The program also explains how landowners will be compensated for the inconvenience of having a railroad running through their property and under what circumstances the DM&E will reimburse ranchers if their land, fences or livestock are damaged by trains.

"They leave the table with a signed, legally enforceable document," Schieffer says about ranchers who sign the agreement. "But this isn't 'sign the deal and it's done.' It's 'sign the deal, and it's just begun.' We'll continue to work with them. This just takes a lot of the mystery out of it."

Schieffer acknowledges that there's a core of opposition to the project among cattle ranchers in eastern Wyoming and western South Dakota. But he says the opponents wouldn't be so rigid in their opposition if they weren't afraid to sit down and talk to him.

However, opponents such as the Gordons and neighbors Nancy and Donley Darnell, who've traveled as far east as Rochester to rally opposition to the project, say they don't trust Schieffer to honor his promises. They contend he's just telling ranchers and others along the route what they want to hear, and won't follow through once the government approves the project.

"He's already changed the route (through eastern Wyoming) three times," Dana Gordon says. "We don't know what to believe."

Ranchers are also concerned that if the railroad takes their land through eminent domain proceedings they'll be handicapped, both financially and geographically.

The railroad executives "basically don't care," says Nancy Darnell, a fourth-generation rancher whose family owns 100,00 acres of grazing land along the proposed route. "They have to pay you fair market value. But that's only for a very small portion of your land that gets cut up. That's a one-time payment for something you've got to live with for the rest of your life."

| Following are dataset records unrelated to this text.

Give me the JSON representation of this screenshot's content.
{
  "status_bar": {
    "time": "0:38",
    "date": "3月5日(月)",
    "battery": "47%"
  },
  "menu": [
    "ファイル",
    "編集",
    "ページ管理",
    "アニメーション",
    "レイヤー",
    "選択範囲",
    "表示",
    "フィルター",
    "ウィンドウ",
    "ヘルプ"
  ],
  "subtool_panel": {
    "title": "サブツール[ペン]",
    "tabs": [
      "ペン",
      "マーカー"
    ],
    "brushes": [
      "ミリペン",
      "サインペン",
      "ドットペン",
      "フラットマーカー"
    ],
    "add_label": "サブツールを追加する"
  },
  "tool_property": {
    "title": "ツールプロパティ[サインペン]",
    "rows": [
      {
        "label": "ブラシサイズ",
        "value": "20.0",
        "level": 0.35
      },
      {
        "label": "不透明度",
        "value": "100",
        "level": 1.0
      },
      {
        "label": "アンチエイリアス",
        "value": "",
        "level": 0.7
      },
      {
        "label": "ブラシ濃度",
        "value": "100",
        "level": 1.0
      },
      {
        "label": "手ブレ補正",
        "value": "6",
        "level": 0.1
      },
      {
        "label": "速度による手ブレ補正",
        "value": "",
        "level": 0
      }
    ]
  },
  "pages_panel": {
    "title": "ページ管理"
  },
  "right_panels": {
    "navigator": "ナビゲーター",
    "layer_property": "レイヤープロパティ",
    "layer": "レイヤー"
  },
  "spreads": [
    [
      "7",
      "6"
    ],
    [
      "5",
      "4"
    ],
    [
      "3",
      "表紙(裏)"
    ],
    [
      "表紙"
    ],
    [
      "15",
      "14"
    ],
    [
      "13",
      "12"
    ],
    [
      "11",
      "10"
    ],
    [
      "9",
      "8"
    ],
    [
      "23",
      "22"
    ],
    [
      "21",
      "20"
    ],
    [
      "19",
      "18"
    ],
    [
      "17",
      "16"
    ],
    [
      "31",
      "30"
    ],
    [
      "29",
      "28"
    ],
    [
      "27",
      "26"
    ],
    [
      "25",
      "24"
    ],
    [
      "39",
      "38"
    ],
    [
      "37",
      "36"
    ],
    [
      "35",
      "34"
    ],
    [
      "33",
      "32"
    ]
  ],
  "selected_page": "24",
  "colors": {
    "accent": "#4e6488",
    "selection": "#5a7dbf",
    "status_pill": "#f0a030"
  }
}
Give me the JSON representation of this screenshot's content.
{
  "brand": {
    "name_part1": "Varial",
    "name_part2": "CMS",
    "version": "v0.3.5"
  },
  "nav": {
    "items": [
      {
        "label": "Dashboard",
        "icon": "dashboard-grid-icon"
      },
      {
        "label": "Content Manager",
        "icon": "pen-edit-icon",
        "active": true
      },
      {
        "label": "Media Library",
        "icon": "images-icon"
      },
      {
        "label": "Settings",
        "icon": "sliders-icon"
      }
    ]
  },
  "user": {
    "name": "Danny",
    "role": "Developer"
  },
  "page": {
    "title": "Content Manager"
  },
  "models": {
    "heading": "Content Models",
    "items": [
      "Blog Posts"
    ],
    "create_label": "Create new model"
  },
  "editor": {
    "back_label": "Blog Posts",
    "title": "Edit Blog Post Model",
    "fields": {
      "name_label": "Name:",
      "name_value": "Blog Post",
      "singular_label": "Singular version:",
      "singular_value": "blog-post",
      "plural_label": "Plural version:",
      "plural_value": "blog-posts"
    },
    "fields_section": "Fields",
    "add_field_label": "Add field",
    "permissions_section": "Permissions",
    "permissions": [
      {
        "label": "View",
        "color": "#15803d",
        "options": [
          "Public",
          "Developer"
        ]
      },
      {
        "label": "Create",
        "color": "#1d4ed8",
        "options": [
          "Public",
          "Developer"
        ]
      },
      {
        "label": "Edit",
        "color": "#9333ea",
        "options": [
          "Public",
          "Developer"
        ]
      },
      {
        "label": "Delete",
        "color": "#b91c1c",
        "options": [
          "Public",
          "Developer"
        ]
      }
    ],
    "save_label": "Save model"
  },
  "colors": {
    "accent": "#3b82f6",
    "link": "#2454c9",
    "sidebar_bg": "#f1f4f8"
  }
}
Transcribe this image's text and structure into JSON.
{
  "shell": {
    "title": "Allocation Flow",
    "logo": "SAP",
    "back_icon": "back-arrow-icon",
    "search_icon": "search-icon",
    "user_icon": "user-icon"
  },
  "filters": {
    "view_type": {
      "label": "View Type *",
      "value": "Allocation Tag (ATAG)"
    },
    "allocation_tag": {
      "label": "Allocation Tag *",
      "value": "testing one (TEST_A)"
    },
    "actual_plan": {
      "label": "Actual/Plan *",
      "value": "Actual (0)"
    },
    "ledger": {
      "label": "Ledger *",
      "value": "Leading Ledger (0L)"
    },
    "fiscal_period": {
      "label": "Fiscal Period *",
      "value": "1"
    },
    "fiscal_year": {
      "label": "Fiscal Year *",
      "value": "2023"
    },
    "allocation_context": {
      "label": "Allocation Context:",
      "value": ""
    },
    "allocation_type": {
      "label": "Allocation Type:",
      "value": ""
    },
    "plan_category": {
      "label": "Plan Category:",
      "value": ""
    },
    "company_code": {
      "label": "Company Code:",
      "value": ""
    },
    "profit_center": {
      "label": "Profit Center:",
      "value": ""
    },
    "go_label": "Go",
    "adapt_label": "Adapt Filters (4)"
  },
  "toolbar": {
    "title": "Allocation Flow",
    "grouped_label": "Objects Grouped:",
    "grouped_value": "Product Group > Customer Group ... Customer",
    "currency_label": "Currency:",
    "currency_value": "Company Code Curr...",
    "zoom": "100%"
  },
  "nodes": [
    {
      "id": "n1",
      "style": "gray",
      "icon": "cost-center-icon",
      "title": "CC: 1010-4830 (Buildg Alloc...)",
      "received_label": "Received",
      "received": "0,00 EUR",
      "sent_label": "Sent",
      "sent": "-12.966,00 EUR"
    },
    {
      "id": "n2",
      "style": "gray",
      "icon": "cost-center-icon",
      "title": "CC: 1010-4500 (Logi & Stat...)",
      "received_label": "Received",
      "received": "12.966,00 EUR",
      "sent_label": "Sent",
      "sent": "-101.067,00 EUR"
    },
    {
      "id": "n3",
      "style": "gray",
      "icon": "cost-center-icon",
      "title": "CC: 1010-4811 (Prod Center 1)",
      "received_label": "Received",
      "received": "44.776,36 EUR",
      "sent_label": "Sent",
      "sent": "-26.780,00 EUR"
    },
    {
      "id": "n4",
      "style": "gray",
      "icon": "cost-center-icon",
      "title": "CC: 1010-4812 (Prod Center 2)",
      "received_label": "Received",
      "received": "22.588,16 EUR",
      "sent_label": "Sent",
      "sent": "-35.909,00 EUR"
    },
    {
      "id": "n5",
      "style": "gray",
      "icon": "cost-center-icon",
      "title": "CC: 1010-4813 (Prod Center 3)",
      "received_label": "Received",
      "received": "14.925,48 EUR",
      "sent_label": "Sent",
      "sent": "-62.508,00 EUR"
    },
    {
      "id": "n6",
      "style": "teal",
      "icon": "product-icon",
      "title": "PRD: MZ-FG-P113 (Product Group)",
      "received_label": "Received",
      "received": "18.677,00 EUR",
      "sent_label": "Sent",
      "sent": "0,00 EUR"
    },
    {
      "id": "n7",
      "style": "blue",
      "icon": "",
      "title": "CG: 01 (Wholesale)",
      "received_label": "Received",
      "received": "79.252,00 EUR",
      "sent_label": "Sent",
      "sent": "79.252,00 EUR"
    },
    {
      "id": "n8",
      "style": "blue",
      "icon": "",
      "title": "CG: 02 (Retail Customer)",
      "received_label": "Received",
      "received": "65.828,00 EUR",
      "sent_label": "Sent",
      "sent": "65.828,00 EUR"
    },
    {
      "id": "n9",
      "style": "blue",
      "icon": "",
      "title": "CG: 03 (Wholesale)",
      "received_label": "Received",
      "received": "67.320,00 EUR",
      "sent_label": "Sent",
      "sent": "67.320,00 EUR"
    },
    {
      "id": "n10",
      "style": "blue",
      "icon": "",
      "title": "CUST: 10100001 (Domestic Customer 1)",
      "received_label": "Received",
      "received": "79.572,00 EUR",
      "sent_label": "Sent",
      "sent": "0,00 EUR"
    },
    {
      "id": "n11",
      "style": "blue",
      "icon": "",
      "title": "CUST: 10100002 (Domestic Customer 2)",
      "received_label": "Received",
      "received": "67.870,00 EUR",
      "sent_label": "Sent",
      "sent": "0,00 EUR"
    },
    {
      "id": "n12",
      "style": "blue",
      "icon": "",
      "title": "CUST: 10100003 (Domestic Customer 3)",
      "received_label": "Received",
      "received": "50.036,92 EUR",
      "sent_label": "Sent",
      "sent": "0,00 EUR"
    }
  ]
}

The Darnells have fostered what Black Hills Sierra Club executive director Sam Clauson of Rapid City calls "an unholy alliance" against the project between ranchers and environmentalists.

The two groups are often at odds over such issues as grazing rights and treatment of predatory animals. But on the DM&E issue, they're teammates, with both groups contending the train project would ruin one of the nation's few unspoiled and open prairies, harm wildlife and lead to landslides, erosion of stream beds, and destruction of wetlands.

"There's no way you can mitigate these problems," Clauson says.